Archive for August, 2010

Mistakes, Correcting them, Moving on…

Saturday, August 28th, 2010

When I first left for college, I thought things would be great. Then I moved in with my first roommate who scared and intimidated me beyond belief. We rarely had a working relationship, even when it came to bills. By the end of the first semester, she had found a new roommate, had me transfer all the bills into my name, and left. What I didn’t know is that nothing had been paid. And as my parents had just been foreclosed on, I had no where to turn. Such started my bad credit streak.

This was a hard time in my life, and because I was unable to keep stable employment, or even stay stable enough for classes. By the end of my first year, I was homeless, on academic probation, and hopelessly falling into extreme anxiety. By the end of my second year, I had had several trips to ERs and Psych wards from dissociations and my actions during them. This is not something I normally share, but I think there’s important things to learn from my experiences.

Having married a wonderful man, who also had a period of bad financial times, we are now working tirelessly, on one income, to try to correct our mistakes. It’s difficult to do, or should I say impossible to do. I’ve finally decided my husband is right, the debt is too great for our meager income. And with no possible break, we are going to do something I’ve dreaded. In the end, our credit will be no better, but we will have much more plausible chance to rebuild from here and actually find a place of our own.

But what lessons have I learned?

1. I cannot do things by myself. I have to rely on support, both mentally and physically. What lead me to such a dark place before is that I didn’t have a good support structure around me.

2. I need to always realize it’s okay to ask for help. If I had done this sooner when I was younger, I probably could have gotten a lot more help. I waited, and I don’t want anyone else to wait if they feel they can’t do something. In some cases, it could truly mean life or death.

3. I have to accept what has happened. If I cannot accept the choices (and nonchoices) I have made, then I cannot move forward. I have been able to do this with some things, but not so much with others. I am working on it though.

Back to School, Focus on Life

Friday, August 13th, 2010

We’re quickly approaching the first day of school. My 6 yr old is very excited as he gets his favorite 1st grade teacher. My 5 yr old is just excited to go to the big school. Both are ready and we have all their supplies. With that out of the way, I’ve been focusing on life after school starts.

My ASAN chapter is growing and we’re getting ready for our 6 meeting next week. I created a Meetup group for the chapter and have found new members because of it. As exciting as that is, I’m also focusing on our stretch to the 2011 State Legislative session. I will be working on getting a single word changed in the Health and Human Services bill.

Sec. 593.003. REQUIREMENT OF DETERMINATION OF MENTAL RETARDATION. (a) Except as provided by Sections 593.027, 593.0275, and 593.028, a person is not eligible to receive mental retardation services unless the person first is determined to have mental retardation.

(b) This section does not apply to an eligible child with a developmental disability receiving services under Subchapter A, Chapter 535.

It is definitely an exciting year coming up, but I recently had to change medication. When I was on this one previously, I gained 50 lbs over the course of 6 months. With that in mind, I want to start eating better and taking care of my body. I’m not happy with my shape. And I found that it’s easier for me to change several things at once rather than staggering the change.
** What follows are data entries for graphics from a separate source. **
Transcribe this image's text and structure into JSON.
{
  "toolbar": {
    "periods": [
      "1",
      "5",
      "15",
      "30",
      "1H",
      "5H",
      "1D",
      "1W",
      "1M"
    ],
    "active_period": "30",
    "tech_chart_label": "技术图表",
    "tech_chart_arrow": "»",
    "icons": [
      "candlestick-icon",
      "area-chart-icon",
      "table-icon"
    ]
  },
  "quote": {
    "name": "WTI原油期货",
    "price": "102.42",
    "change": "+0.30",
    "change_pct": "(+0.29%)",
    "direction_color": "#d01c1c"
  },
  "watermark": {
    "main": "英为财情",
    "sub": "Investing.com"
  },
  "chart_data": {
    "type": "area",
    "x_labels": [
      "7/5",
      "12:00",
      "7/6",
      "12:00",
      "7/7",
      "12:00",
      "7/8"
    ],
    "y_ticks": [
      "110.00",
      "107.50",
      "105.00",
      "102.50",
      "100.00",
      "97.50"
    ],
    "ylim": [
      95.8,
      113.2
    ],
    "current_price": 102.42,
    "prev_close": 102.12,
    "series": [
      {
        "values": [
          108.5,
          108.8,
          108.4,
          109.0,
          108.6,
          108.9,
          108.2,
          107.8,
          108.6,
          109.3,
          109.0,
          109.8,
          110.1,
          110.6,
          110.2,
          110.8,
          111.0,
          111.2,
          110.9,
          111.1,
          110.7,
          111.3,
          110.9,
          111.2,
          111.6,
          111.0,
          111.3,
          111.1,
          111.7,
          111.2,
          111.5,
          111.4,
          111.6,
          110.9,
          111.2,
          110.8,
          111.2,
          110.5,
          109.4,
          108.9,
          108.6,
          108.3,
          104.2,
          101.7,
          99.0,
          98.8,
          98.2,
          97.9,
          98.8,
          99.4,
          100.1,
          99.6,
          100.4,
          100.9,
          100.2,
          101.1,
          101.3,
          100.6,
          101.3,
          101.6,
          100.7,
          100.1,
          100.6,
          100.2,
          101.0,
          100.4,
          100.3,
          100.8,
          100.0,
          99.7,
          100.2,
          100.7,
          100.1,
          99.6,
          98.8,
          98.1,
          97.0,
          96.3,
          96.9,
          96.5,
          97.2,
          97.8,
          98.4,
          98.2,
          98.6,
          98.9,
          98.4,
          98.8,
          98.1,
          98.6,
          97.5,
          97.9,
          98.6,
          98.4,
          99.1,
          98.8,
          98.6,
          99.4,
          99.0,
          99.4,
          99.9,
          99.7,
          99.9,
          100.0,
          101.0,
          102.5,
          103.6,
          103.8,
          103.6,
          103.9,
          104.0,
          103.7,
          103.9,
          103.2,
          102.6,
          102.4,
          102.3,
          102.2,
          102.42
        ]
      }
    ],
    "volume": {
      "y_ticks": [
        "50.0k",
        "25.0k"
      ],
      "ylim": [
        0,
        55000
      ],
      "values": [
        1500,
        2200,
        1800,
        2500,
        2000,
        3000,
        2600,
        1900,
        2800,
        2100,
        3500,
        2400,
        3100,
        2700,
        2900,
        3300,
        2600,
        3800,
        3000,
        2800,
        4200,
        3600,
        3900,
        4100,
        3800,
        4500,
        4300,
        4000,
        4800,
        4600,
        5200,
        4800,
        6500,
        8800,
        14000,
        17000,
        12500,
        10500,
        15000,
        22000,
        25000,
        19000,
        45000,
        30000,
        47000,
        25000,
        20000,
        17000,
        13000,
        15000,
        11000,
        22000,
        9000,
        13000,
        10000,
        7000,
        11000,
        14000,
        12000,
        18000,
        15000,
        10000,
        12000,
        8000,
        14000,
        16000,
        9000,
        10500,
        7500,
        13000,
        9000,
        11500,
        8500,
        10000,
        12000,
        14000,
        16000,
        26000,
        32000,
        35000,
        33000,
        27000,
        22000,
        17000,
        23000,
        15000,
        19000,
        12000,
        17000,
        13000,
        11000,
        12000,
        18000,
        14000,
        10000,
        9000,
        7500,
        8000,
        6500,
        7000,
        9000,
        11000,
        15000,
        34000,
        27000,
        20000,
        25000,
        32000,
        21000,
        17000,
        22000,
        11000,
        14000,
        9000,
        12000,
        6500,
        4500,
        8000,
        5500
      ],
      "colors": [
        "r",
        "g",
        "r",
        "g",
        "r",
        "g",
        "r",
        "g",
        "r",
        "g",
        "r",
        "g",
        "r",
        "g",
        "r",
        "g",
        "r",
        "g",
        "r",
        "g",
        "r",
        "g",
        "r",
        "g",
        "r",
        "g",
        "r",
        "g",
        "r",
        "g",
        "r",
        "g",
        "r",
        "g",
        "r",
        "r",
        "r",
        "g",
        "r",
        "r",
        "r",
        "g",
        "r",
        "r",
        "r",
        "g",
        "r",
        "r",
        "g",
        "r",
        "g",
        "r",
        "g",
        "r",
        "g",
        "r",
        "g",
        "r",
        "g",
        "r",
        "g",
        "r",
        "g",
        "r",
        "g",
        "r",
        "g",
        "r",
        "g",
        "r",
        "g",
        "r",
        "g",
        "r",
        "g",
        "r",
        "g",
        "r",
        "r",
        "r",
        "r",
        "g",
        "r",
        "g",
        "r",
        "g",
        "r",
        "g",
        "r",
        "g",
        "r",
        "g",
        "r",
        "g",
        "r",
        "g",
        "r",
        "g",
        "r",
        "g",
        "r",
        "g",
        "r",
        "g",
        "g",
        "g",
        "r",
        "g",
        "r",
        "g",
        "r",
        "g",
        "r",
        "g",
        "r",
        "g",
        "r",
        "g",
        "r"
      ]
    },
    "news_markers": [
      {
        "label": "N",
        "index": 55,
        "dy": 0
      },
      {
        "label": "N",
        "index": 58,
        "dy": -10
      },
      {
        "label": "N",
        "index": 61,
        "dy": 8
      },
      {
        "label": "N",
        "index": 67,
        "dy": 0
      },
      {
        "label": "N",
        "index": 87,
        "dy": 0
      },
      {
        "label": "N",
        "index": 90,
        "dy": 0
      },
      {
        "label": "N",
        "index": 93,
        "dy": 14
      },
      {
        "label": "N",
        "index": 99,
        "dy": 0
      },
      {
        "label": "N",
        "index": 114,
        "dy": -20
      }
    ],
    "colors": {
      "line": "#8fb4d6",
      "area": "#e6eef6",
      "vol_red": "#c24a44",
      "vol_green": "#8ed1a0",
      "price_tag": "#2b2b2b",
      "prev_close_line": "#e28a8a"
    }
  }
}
When I change things several times over the course of several months, I have a much higher incidence of meltdown. So I have learned to if I do all the changes at once, it’s still only as taxing as changing one thing.

So I have joined SparkPeople. My husband and I decided meal plan for the next week. I’ve put in what my fitness goals are. I’m hoping to feel rejuvenated. But knowing I will need to go to a gym, I’m trying to figure out a sensory diet to help keep me relaxed. I’ll be doing Yoga and Pilates at the gym, so that should help quite a bit. I’m getting a big ball to help me do exercises at home. But what can I do to help me decompress? I haven’t come up with anything, but thought maybe everyone reading could help.

How do you allow yourself the sensory experience to help relax?